Tiyatro ve sinema sanatçısı Ayşen GRUDA’nın torunu ile arasında geçen bir anısıyla yazıma başlamak istiyorum:
"Bir gün setten dönmüşüm, torunum Emre aradı:
"Anneanne, yolda araba çarpmış bir kedi gördüm, veterinere götürdüm, tedavisini yaptırdım. Anneme götürdüm, o da temizledi eve aldı" dedi.
"Peki getir bakalım" dedim. Kediyi gördüm, bayağı çirkin bir şey, "Ay niye aldın bunu, pek de çirkinmiş" dedim.
"Anneanne sen de çirkinsin, sana da araba çarpsa bakmayacak mıyız?" dedi.
Ne faşist kadınmışım dedim kendime.

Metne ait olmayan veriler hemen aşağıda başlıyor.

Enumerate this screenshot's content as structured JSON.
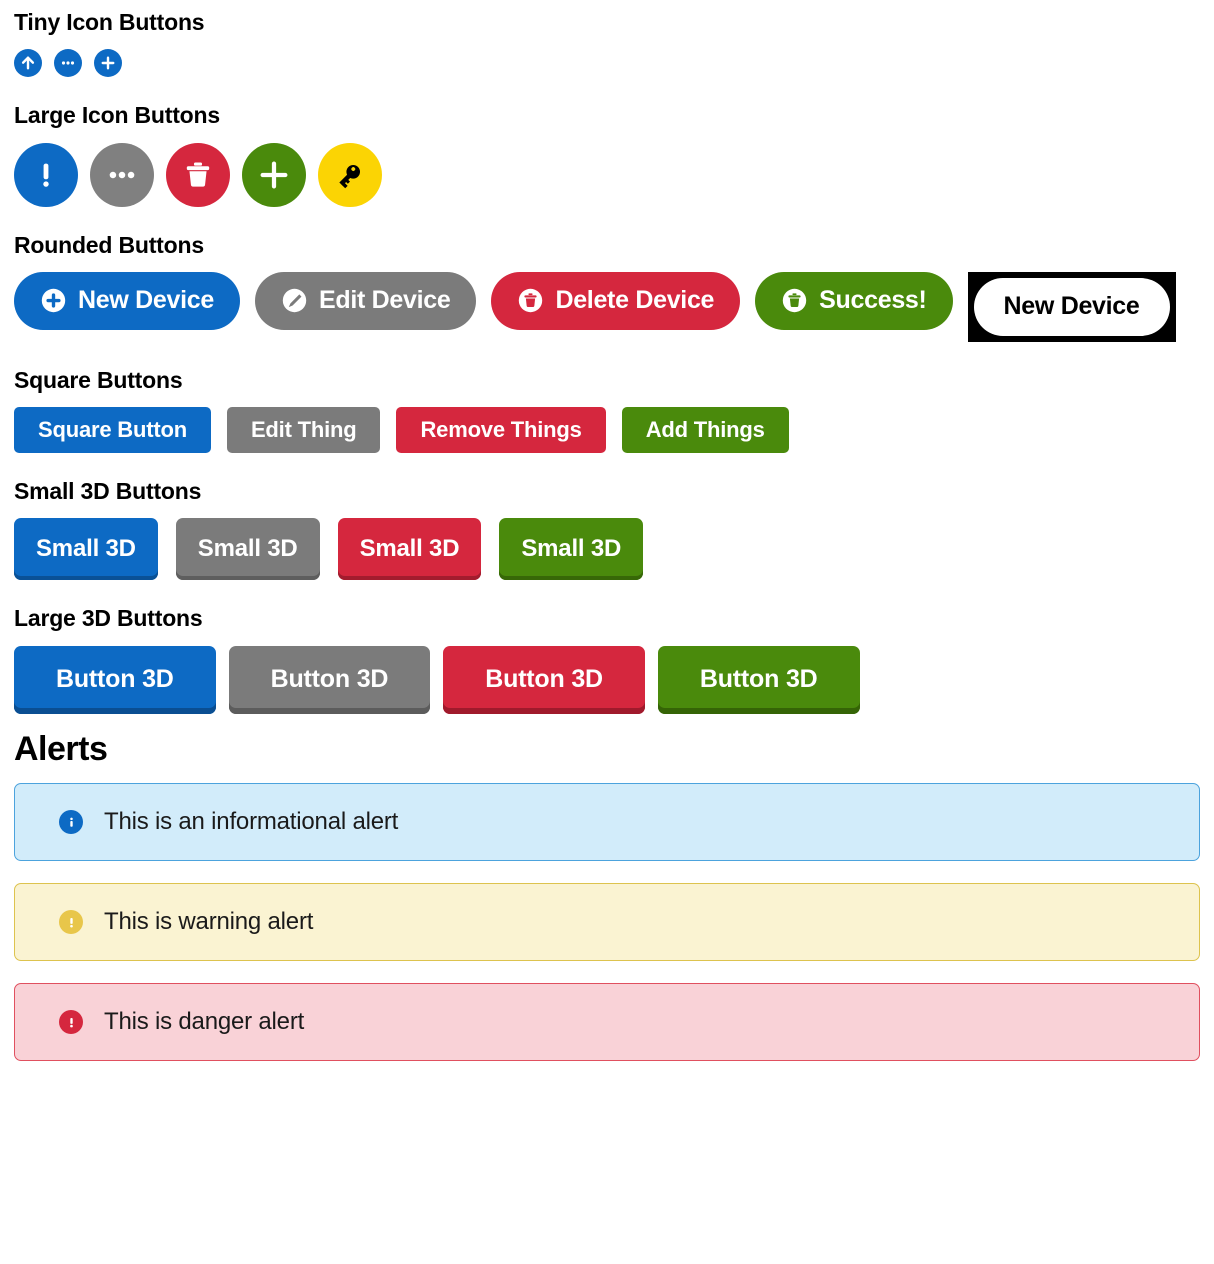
{
  "sections": {
    "tiny_icon_buttons": {
      "label": "Tiny Icon Buttons",
      "buttons": [
        {
          "icon": "arrow-up-icon",
          "color": "#0d6ac4"
        },
        {
          "icon": "ellipsis-icon",
          "color": "#0d6ac4"
        },
        {
          "icon": "plus-icon",
          "color": "#0d6ac4"
        }
      ]
    },
    "large_icon_buttons": {
      "label": "Large Icon Buttons",
      "buttons": [
        {
          "icon": "exclamation-icon",
          "color": "#0d6ac4",
          "glyph_color": "#ffffff"
        },
        {
          "icon": "ellipsis-icon",
          "color": "#808080",
          "glyph_color": "#ffffff"
        },
        {
          "icon": "trash-icon",
          "color": "#d5273e",
          "glyph_color": "#ffffff"
        },
        {
          "icon": "plus-icon",
          "color": "#4a8a0c",
          "glyph_color": "#ffffff"
        },
        {
          "icon": "key-icon",
          "color": "#fbd404",
          "glyph_color": "#000000"
        }
      ]
    },
    "rounded_buttons": {
      "label": "Rounded Buttons",
      "buttons": [
        {
          "label": "New Device",
          "icon": "plus-circle-icon",
          "color": "#0d6ac4",
          "text_color": "#ffffff",
          "style": "solid"
        },
        {
          "label": "Edit Device",
          "icon": "pencil-circle-icon",
          "color": "#7b7b7b",
          "text_color": "#ffffff",
          "style": "solid"
        },
        {
          "label": "Delete Device",
          "icon": "trash-circle-icon",
          "color": "#d5273e",
          "text_color": "#ffffff",
          "style": "solid"
        },
        {
          "label": "Success!",
          "icon": "trash-circle-icon",
          "color": "#4a8a0c",
          "text_color": "#ffffff",
          "style": "solid"
        },
        {
          "label": "New Device",
          "icon": "none",
          "color": "#ffffff",
          "text_color": "#000000",
          "style": "inverse"
        }
      ]
    },
    "square_buttons": {
      "label": "Square Buttons",
      "buttons": [
        {
          "label": "Square Button",
          "color": "#0d6ac4"
        },
        {
          "label": "Edit Thing",
          "color": "#7b7b7b"
        },
        {
          "label": "Remove Things",
          "color": "#d5273e"
        },
        {
          "label": "Add Things",
          "color": "#4a8a0c"
        }
      ]
    },
    "small_3d_buttons": {
      "label": "Small 3D Buttons",
      "buttons": [
        {
          "label": "Small 3D",
          "color": "#0d6ac4",
          "shadow_color": "#0a5196"
        },
        {
          "label": "Small 3D",
          "color": "#7b7b7b",
          "shadow_color": "#5e5e5e"
        },
        {
          "label": "Small 3D",
          "color": "#d5273e",
          "shadow_color": "#a31c2e"
        },
        {
          "label": "Small 3D",
          "color": "#4a8a0c",
          "shadow_color": "#376807"
        }
      ]
    },
    "large_3d_buttons": {
      "label": "Large 3D Buttons",
      "buttons": [
        {
          "label": "Button 3D",
          "color": "#0d6ac4",
          "shadow_color": "#0a4e92"
        },
        {
          "label": "Button 3D",
          "color": "#7b7b7b",
          "shadow_color": "#5c5c5c"
        },
        {
          "label": "Button 3D",
          "color": "#d5273e",
          "shadow_color": "#a01a2c"
        },
        {
          "label": "Button 3D",
          "color": "#4a8a0c",
          "shadow_color": "#356406"
        }
      ]
    },
    "alerts": {
      "heading": "Alerts",
      "items": [
        {
          "icon": "info-icon",
          "text": "This is an informational alert",
          "bg": "#d2ecfa",
          "border": "#4ca3dd",
          "icon_bg": "#0d6ac4",
          "icon_glyph": "i"
        },
        {
          "icon": "warning-icon",
          "text": "This is warning alert",
          "bg": "#faf3d2",
          "border": "#ddc34e",
          "icon_bg": "#e8c64a",
          "icon_glyph": "!"
        },
        {
          "icon": "danger-icon",
          "text": "This is danger alert",
          "bg": "#f9d2d7",
          "border": "#e0505f",
          "icon_bg": "#d5273e",
          "icon_glyph": "!"
        }
      ]
    }
  }
}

Güzeli kurban ediyoruz ama çirkini dışlıyoruz, asıl onları almak lazım."
Yeri doldurulamayacak bir sanatçımızı daha kaybettik...
Cumhuriyet'imizin yetiştirdiği nadide sanatçılarımızın yerini,
Hiç şüpheniz olmasın ki, hırs, kıskançlık, entrika, cinsellik, vahşet gibi pek çok olumsuzluklarıyla çarpık dizilerde boy gösteren şarlatanlar aldı.
Zira yozlaşan kahkahalarımızla birlikte,
Her şeyin içinin boşaldığı gibi sanatın da içi boşaldı.
Ve her şey görsellikten ibaret oldu.
İçerik yok...
Biz de ağzımız açık, öylece seyrediyoruz.
Amaç da bu değil miydi?!
Dolayısıyla iyi bilirdik...
Güzel hatıralarla ve yüzümüzde gülümseme ile anacağız kendisini.
Işıklar içinde uyu güzel insan.
Sevgi ve saygılarımla!
"Haksızlık Karşısında Susan Dilsiz Şeytandır" Hz. Muhammed (A.S.)